QUESTIONS DE « GÉNÉRATION »
Jeudi 17 février 2011
« Oups ! J’ai fait une boulette… ». Ainsi commencent les lettres de réponse à une réclamation, chez Virgin Mobile, l’opérateur mobile virtuel spécialiste des jeunes. Illustration parmi d’autres d’une communication parfaitement adaptée à sa cible, ici en l’occurrence la génération des « jeunes ». Le style, le ton, les codes sont cohérents, connivents et donc parfaitement admis par la cible. Reste à savoir comment devrons-nous nous adresser à ces mêmes jeunes quand ils auront vieilli ? Et comment, quand contrairement à Virgin, doit-on s’adresser à toutes les générations en même temps ?
Quand on veut s’adresser à toutes les générations en même temps, on parle de marketing transgénérationnel. Mais on peut alors se demander comment s’adapter à la fois à la génération « Facebook » et à ses ainés ? Quand on veut communiquer à un groupe de classes d’âge, qui partagent les mêmes références historiques, politiques et culturelles et, souvent, les mêmes réflexes de consommation, on parle alors de marketing générationnel. On peut, cette fois-ci, se demander si l’âge peut être le principal critère de ciblage ? Prenons l’exemple des « baby-boomers » aujourd’hui devenus des « papy-boomers » : partagent-ils suffisamment de caractéristiques communes pour devenir un segment marketing en tant que tel ? Ne faut-t-il pas aller au-delà de l’âge, et tenir compte également de la manière dont chaque génération va évoluer dans le temps.
Dans la pratique, de très nombreuses marques, banques, sociétés d’assurance, opérateurs de téléphonie, pour ne citer que quelques exemples, qui sont confrontées à ce besoin communication différenciée en fonction du cycle de vie de leurs clients, c’est-à-dire de la manière dont ils vont évoluer dans le temps, n’intègrent pas ce concept de « génération ». Elles se contentent de l’âge … dans le meilleur des cas.
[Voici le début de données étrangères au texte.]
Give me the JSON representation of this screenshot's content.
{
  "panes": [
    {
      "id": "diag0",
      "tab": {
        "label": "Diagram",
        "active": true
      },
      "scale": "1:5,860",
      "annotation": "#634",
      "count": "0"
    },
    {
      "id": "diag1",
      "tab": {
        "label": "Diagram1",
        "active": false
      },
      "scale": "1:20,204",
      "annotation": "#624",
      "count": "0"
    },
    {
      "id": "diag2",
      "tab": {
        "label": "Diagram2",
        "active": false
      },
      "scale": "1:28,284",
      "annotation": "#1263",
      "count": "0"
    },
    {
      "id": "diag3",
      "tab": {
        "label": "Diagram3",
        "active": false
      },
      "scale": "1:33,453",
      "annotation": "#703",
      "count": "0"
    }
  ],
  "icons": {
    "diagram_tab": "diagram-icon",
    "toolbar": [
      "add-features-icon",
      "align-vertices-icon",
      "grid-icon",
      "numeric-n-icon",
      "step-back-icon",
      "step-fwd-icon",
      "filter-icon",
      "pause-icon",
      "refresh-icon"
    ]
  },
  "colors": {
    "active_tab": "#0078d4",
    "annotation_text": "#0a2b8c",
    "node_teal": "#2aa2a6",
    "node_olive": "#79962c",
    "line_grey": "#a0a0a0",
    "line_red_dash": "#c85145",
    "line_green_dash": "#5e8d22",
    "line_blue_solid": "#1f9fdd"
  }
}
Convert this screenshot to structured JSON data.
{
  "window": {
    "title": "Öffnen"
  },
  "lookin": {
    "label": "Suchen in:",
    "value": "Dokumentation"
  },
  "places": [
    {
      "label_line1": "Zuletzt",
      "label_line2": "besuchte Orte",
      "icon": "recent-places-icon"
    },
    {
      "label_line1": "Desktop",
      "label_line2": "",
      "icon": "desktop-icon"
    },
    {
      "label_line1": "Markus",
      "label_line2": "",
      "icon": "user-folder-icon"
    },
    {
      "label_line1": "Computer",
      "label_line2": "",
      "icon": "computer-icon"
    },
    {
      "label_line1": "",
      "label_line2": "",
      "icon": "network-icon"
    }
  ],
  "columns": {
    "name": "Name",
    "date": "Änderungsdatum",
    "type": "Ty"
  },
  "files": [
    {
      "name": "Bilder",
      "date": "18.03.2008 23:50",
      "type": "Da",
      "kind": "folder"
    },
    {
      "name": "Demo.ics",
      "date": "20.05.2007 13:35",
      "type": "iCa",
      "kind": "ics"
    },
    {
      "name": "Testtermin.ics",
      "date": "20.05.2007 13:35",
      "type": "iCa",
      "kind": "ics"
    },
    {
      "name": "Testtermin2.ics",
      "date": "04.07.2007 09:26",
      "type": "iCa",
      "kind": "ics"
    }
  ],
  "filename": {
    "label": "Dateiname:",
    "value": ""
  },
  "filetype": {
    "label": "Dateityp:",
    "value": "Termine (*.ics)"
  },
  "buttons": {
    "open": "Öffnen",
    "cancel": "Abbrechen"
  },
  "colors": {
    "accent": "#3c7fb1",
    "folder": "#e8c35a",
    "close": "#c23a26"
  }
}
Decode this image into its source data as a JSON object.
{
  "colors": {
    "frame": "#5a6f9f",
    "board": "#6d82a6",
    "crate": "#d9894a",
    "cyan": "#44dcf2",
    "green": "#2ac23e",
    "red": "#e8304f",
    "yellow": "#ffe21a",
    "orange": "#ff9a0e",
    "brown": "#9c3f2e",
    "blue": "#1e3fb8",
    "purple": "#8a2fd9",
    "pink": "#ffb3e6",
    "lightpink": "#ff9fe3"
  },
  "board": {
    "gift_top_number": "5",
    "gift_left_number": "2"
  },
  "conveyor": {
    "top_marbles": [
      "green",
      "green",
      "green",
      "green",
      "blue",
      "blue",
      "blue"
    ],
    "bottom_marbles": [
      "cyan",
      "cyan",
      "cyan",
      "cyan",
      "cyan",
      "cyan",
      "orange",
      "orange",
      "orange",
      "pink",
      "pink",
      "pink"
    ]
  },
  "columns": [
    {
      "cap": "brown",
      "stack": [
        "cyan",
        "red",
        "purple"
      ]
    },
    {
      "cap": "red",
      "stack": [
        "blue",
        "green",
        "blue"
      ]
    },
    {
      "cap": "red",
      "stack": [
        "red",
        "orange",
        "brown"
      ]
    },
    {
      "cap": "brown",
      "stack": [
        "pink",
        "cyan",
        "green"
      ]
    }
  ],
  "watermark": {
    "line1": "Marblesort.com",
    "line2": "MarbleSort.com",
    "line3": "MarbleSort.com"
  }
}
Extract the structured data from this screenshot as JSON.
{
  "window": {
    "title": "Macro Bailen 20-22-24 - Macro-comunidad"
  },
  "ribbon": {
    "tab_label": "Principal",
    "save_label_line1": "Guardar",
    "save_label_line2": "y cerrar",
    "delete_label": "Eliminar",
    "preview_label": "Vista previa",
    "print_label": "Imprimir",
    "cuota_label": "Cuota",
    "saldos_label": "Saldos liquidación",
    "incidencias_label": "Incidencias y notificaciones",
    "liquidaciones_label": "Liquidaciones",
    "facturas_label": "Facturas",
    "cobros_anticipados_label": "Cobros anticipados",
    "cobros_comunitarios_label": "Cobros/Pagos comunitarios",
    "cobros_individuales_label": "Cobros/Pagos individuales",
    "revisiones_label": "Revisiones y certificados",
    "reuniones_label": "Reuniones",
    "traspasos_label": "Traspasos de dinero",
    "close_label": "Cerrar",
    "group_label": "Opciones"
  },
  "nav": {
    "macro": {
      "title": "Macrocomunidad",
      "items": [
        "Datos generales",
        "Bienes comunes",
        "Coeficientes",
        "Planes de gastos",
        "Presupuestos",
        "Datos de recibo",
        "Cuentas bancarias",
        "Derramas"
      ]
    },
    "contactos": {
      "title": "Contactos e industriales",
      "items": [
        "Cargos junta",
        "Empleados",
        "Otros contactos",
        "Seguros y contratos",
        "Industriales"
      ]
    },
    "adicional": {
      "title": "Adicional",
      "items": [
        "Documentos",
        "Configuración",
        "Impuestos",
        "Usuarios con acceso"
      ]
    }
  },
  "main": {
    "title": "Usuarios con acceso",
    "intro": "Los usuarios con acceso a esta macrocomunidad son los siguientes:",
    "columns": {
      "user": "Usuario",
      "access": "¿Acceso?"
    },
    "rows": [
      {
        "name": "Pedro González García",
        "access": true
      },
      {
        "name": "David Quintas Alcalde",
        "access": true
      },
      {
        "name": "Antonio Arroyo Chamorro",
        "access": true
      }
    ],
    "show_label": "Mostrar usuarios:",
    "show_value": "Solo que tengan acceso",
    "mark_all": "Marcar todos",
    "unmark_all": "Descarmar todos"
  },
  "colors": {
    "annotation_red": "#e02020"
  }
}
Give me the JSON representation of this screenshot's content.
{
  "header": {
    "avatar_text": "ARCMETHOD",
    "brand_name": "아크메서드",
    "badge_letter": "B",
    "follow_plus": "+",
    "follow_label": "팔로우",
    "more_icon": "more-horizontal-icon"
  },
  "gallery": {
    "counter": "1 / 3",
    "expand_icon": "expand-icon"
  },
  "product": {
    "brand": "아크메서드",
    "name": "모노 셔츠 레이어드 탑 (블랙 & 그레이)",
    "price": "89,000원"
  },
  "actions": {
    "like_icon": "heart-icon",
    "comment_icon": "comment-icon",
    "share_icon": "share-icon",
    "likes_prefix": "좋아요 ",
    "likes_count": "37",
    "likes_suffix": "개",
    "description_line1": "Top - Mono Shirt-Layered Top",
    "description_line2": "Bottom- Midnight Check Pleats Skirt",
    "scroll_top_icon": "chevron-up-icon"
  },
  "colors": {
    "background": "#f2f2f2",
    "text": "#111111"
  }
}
Plusieurs raisons à cela. D’abord, même en marketing direct, segmenter la communication s’avère bien plus compliqué que l’on croit. Déterminer quel est le canal le mieux adapté, trouver le ton et les mots justes pour chaque génération demande une connaissance approfondie de la société… or, tout le monde n’est pas sociologue. Pour s’en convaincre, il suffit de faire le test auprès d’un jeune de 17 ans, issu de la génération « digitale ». Montrez-lui une lettre, généralement standard, écrite par un assureur par exemple. Déjà, le concept de lettre lui paraît incongru, mais vous verrez, de surcroît, qu’il comprend à peine de quoi on lui parle. C’est aussi surprenant pour lui qu’un dialogue sur « Facebook » vu par le rédacteur de la lettre en question ! Ensuite, l’organisation actuelle dans les entreprises induit forcément certaines pratiques en matière de segmentation. Une organisation par « produit » n’est absolument pas favorable à un marketing générationnel, forcément orienté « client ». On ne peut pas multiplier les spécialistes de chaque génération au sein des organisations, comme on fabrique des chefs de «produits ». Certes, il peut sembler naïf de penser que s’adresser à une génération de manière homogène au seul prétexte qu’elle réunit des individus d’une même tranche d’âge car ils ont bel et bien des centres d’intérêts et des comportements d’achats très différents. Pourtant, il y a forcément des bénéfices à tirer de cette approche.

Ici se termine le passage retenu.